“Gavil, we don’t have to do this. We could both concede and walk away with our lives.” Creed’s mind was racing with possible options.
“Concede!” Gavil spat the word like it was venom on his tongue. “You want me to concede to you? Maybe I hit you one too many times in the head, boy. Why don’t you just lay down right here on the ground? I’ll make this quick for you, for old time’s sake.” He was inching toward Creed. Slipping snake-like closer to his little brother until the Young men stood an arm’s length from each other. The crowd was shrieking wildly in anticipation. “You better take my offer. It’s the only mercy you’re gonna get.”
“Gavil, don’t do this,” urged Creed. “You know what happened last time we fought. We don’t have to…”
But he didn’t have time to finish his sentence before Gavil’s hand flashed up and under Creed’s jaw, stabbing his pressure points with deliberate skill and malice. Creed’s nerves shot pain into his ears and pierced his brain. Instinctively, he slapped his brother’s hand away and leaped back, recuperating from the excruciating jolt. Gavil smirked, loving how easy it was to trick his sucker of a brother.
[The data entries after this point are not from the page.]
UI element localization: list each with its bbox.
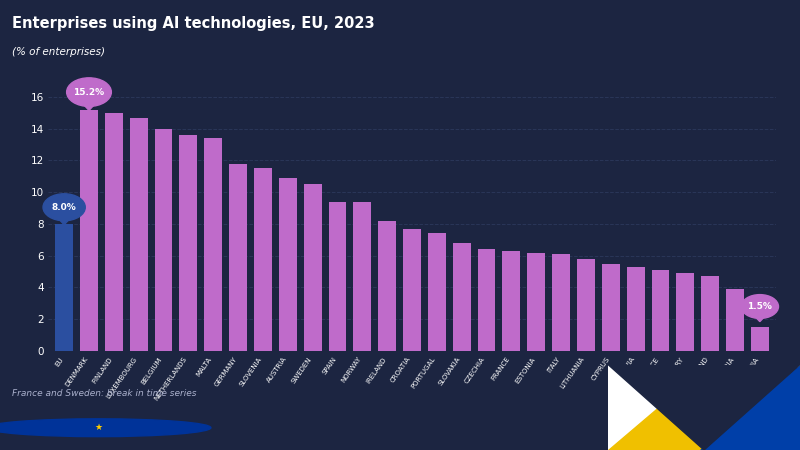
Circle shape	[66, 78, 111, 106]
Bar	[204, 138, 222, 351]
Bar	[702, 276, 719, 351]
Bar	[453, 243, 470, 351]
Bar	[577, 259, 595, 351]
Bar	[403, 229, 421, 351]
Text: ★: ★	[94, 423, 102, 432]
Bar	[478, 249, 495, 351]
Bar	[676, 273, 694, 351]
Bar	[105, 113, 122, 351]
Bar	[651, 270, 670, 351]
Bar	[254, 168, 272, 351]
Bar	[229, 164, 247, 351]
Bar	[626, 267, 645, 351]
Bar	[378, 221, 396, 351]
Polygon shape	[60, 220, 69, 225]
Bar	[527, 252, 545, 351]
Bar	[552, 254, 570, 351]
Text: (% of enterprises): (% of enterprises)	[12, 47, 105, 57]
Text: France and Sweden: break in time series: France and Sweden: break in time series	[12, 389, 197, 398]
Text: 15.2%: 15.2%	[74, 88, 105, 97]
Bar	[179, 135, 198, 351]
Bar	[130, 117, 148, 351]
Bar	[354, 202, 371, 351]
Circle shape	[0, 419, 211, 436]
Bar	[154, 129, 173, 351]
Bar	[428, 234, 446, 351]
Polygon shape	[608, 364, 800, 450]
Polygon shape	[700, 364, 800, 450]
Text: 8.0%: 8.0%	[52, 203, 77, 212]
Circle shape	[742, 295, 778, 319]
Bar	[279, 178, 297, 351]
Text: eurostat: eurostat	[16, 421, 79, 434]
Text: 1.5%: 1.5%	[747, 302, 772, 311]
Bar	[55, 224, 73, 351]
Circle shape	[43, 194, 86, 221]
Bar	[751, 327, 769, 351]
Bar	[80, 110, 98, 351]
Polygon shape	[608, 364, 708, 450]
Bar	[304, 184, 322, 351]
Polygon shape	[756, 318, 763, 322]
Text: Enterprises using AI technologies, EU, 2023: Enterprises using AI technologies, EU, 2…	[12, 16, 374, 31]
Polygon shape	[608, 364, 800, 450]
Bar	[329, 202, 346, 351]
Bar	[726, 289, 744, 351]
Bar	[502, 251, 520, 351]
Bar	[602, 264, 620, 351]
Polygon shape	[85, 106, 94, 110]
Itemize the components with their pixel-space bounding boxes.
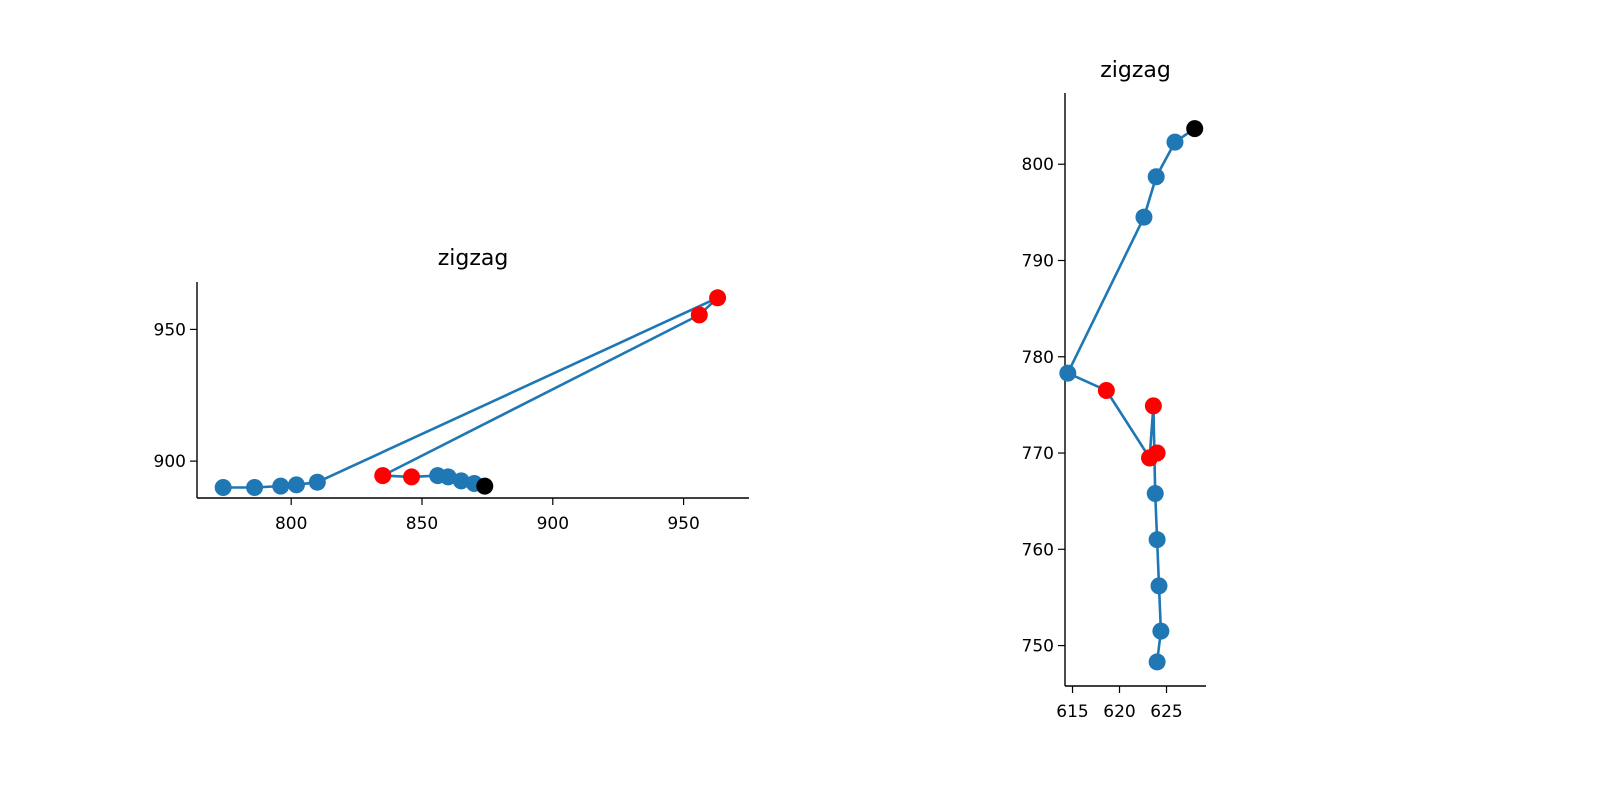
x-tick-label: 900 — [537, 514, 569, 534]
data-point — [1147, 168, 1165, 186]
last-point — [476, 477, 494, 495]
data-point — [439, 468, 457, 486]
y-tick-label: 950 — [154, 320, 186, 340]
data-point — [287, 476, 305, 494]
y-tick-label: 780 — [1022, 348, 1054, 368]
data-point — [308, 473, 326, 491]
data-point — [1152, 622, 1170, 640]
x-tick-label: 800 — [275, 514, 307, 534]
x-tick-label: 625 — [1150, 702, 1182, 722]
series-line — [1066, 127, 1196, 663]
y-tick-label: 770 — [1022, 444, 1054, 464]
data-point — [272, 477, 290, 495]
highlight-point — [1097, 381, 1115, 399]
highlight-point — [1144, 397, 1162, 415]
data-point — [1150, 577, 1168, 595]
data-point — [1148, 531, 1166, 549]
data-point — [1146, 484, 1164, 502]
data-point — [1135, 208, 1153, 226]
data-point — [1059, 364, 1077, 382]
highlight-point — [374, 467, 392, 485]
highlight-point — [1141, 449, 1159, 467]
data-point — [452, 472, 470, 490]
y-tick-label: 750 — [1022, 637, 1054, 657]
data-point — [1148, 653, 1166, 671]
left-chart: zigzag 800 850 900 950 900 950 — [154, 246, 749, 534]
highlight-point — [690, 306, 708, 324]
x-tick-label: 950 — [667, 514, 699, 534]
chart-title: zigzag — [438, 246, 509, 271]
data-point — [1166, 133, 1184, 151]
x-tick-label: 850 — [406, 514, 438, 534]
data-point — [246, 478, 264, 496]
highlight-point — [709, 289, 727, 307]
y-tick-label: 790 — [1022, 252, 1054, 272]
last-point — [1186, 120, 1204, 138]
chart-title: zigzag — [1100, 58, 1171, 83]
y-tick-label: 760 — [1022, 540, 1054, 560]
series-line — [223, 296, 719, 489]
x-tick-label: 615 — [1056, 702, 1088, 722]
x-tick-label: 620 — [1103, 702, 1135, 722]
data-point — [214, 478, 232, 496]
right-chart: zigzag 615 620 625 750 760 770 780 790 800 — [1022, 58, 1206, 722]
highlight-point — [403, 468, 421, 486]
y-tick-label: 900 — [154, 452, 186, 472]
y-tick-label: 800 — [1022, 155, 1054, 175]
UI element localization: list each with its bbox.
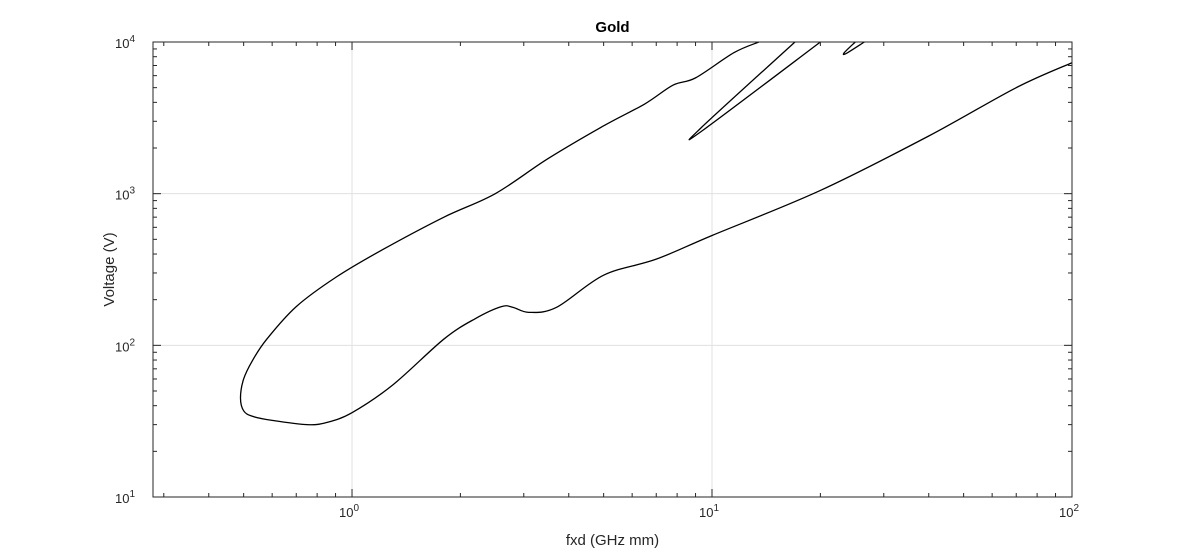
x-axis-label: fxd (GHz mm)	[566, 532, 659, 549]
x-tick-label: 102	[1059, 503, 1079, 520]
x-tick-label: 100	[339, 503, 359, 520]
y-axis-label: Voltage (V)	[101, 232, 118, 306]
x-tick-label: 101	[699, 503, 719, 520]
x-tick-labels: 100 101 102	[339, 503, 1079, 520]
ticks-layer	[153, 41, 1073, 498]
y-tick-label: 104	[115, 34, 135, 51]
grid-layer	[153, 42, 1072, 497]
series-line	[239, 41, 1073, 426]
plot-box	[152, 41, 1073, 498]
y-tick-labels: 101 102 103 104	[115, 34, 135, 506]
y-tick-label: 103	[115, 186, 135, 203]
y-tick-label: 101	[115, 489, 135, 506]
chart-title: Gold	[595, 19, 629, 36]
y-tick-label: 102	[115, 337, 135, 354]
series-layer	[239, 41, 1073, 426]
series-line	[842, 41, 865, 56]
series-line	[688, 41, 821, 141]
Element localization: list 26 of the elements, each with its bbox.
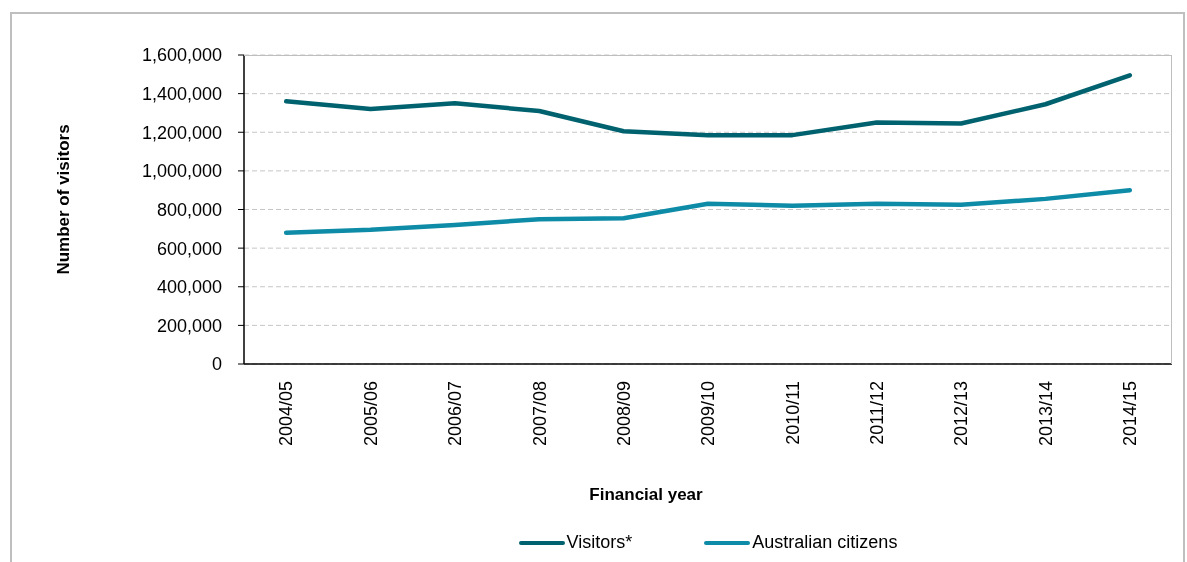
x-tick-label: 2011/12 (867, 381, 888, 445)
x-tick-label: 2013/14 (1035, 381, 1056, 447)
x-tick-label: 2006/07 (445, 381, 466, 447)
y-tick-label: 1,600,000 (141, 45, 222, 66)
x-tick-label: 2012/13 (951, 381, 972, 447)
legend-label: Visitors* (566, 532, 633, 553)
y-tick-label: 800,000 (156, 199, 222, 220)
y-tick-label: 1,200,000 (141, 122, 222, 143)
x-tick-label: 2014/15 (1120, 381, 1141, 447)
y-tick-label: 0 (211, 354, 222, 375)
y-axis-title: Number of visitors (53, 124, 73, 275)
y-tick-label: 1,000,000 (141, 161, 222, 182)
x-tick-label: 2005/06 (360, 381, 381, 447)
y-tick-label: 400,000 (156, 277, 222, 298)
x-tick-label: 2009/10 (698, 381, 719, 447)
x-tick-label: 2004/05 (276, 381, 297, 447)
x-axis-title: Financial year (589, 485, 704, 504)
y-tick-label: 200,000 (156, 315, 222, 336)
x-tick-label: 2007/08 (529, 381, 550, 447)
x-tick-label: 2008/09 (613, 381, 634, 447)
y-tick-label: 600,000 (156, 238, 222, 259)
legend-label: Australian citizens (752, 532, 898, 553)
x-tick-label: 2010/11 (782, 381, 803, 445)
line-series (283, 187, 1133, 235)
y-tick-label: 1,400,000 (141, 84, 222, 105)
line-series (283, 73, 1133, 138)
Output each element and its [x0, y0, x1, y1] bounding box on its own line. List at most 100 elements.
“Are you ready to fight now, Bleedy Creedy?” Gavil sneered, throwing out that hurtful nickname he’d given his little brother for all the injuries he caused him throughout the years.
“So be it.” Creed locked his jaw and ran full-speed not at his brother, but at the arena wall beside him. Curiosity and surprise were the only two facial expressions Gavil had time to register before he realized what Creed was doing. He ran straight up the wall, used the momentum to flip backward and caught Gavil by the neck with his legs on his way down. Creed landed on top of his brother, knee at his throat.
The audience gasped in wild admiration.
Gavil glared up at his brother, spat phlegm into his face and rolled out from under his knee. He jumped to his feet and charged, head down shoving Creed against the wall and though it looked like a kind of brotherly embrace, there was nothing tender about this. Instead, there was something sinister about the way Gavil’s hand slipped to his boot.
Still locked together in a powerful struggle, Creed began punching his brother in the stomach. Each time, Gavil was lifted off the ground with the velocity of impact.
Audience members facing his back would later swear they saw it; just glints of light reflecting off a slice of metal that Gavil had retrieved from his boot. Angered murmurs rose in surprise and disapproval. Though they had been taught to feed off the weak, they had some semblance of warped integrity.
No one ever brought weapons to a Retribution Match. It was supposed to be hand-to-hand combat, to the death. Heck, even a monkey could be taught to use a weapon. Metas were different—above, more. And though bloody and vicious, their society was built on very strict rules of conduct.
Creed’s anger was ice as he punched his brother. Not even the sound of the crowd roaring with frenzied excitement reached Creed’s ears.
Then it happened.
Gavil pushed himself away from his brother just long enough to reposition the metal in his hand, and delivered a strategic and powerful punch into his brother’s kidney, burying the shard deep into the tender skin below the ribs.
Creed wailed in shock and anguish as Gavil continued to beat that same pierced spot with blow after blow. All the years of fury and hatred for his perfect little brother, his archrival, came spilling through clenched teeth as he hammered Creed cutting him deeper and deeper.
Creed slipped to the floor and curled into fetal position. Pain traced the lines of his face just as much from the metallic shard as from his brother’s vicious and absolute betrayal.
It was in that moment that everything became crisp and clear. The crowd roaring, the scent of his own blood—sweet and coppery, grainy dirt from the arena’s floor caking to his sweat soaked skin, a deep scuff on his brother’s black boot inches away from his face—everything. And in that moment Creed discovered something about himself.
He could separate himself from his pain.
As he lay there, he no longer felt the weapon embedded in his side. He didn’t feel winded or strained at all.
He felt—nothing.
As though he found a light switch in the dark, Creed simply reached out and turned off the pain.
Gavil was more interested in the crowd’s cheers than his dying brother, so he stood with his back to Creed, arms raised in triumph. It was only the gasps of the audience that made him turn to see his opponent coolly stand, and assume the ready, fighting position.
What the hell? Gavil’s mind screamed.
His eyes shot a look at his brother’s shirt and confirmed what he already knew: He stabbed his brother and beat the weapon into his skin. Blood soaked the entire side of his fatigues and even was seeping down to the waistline of his pants.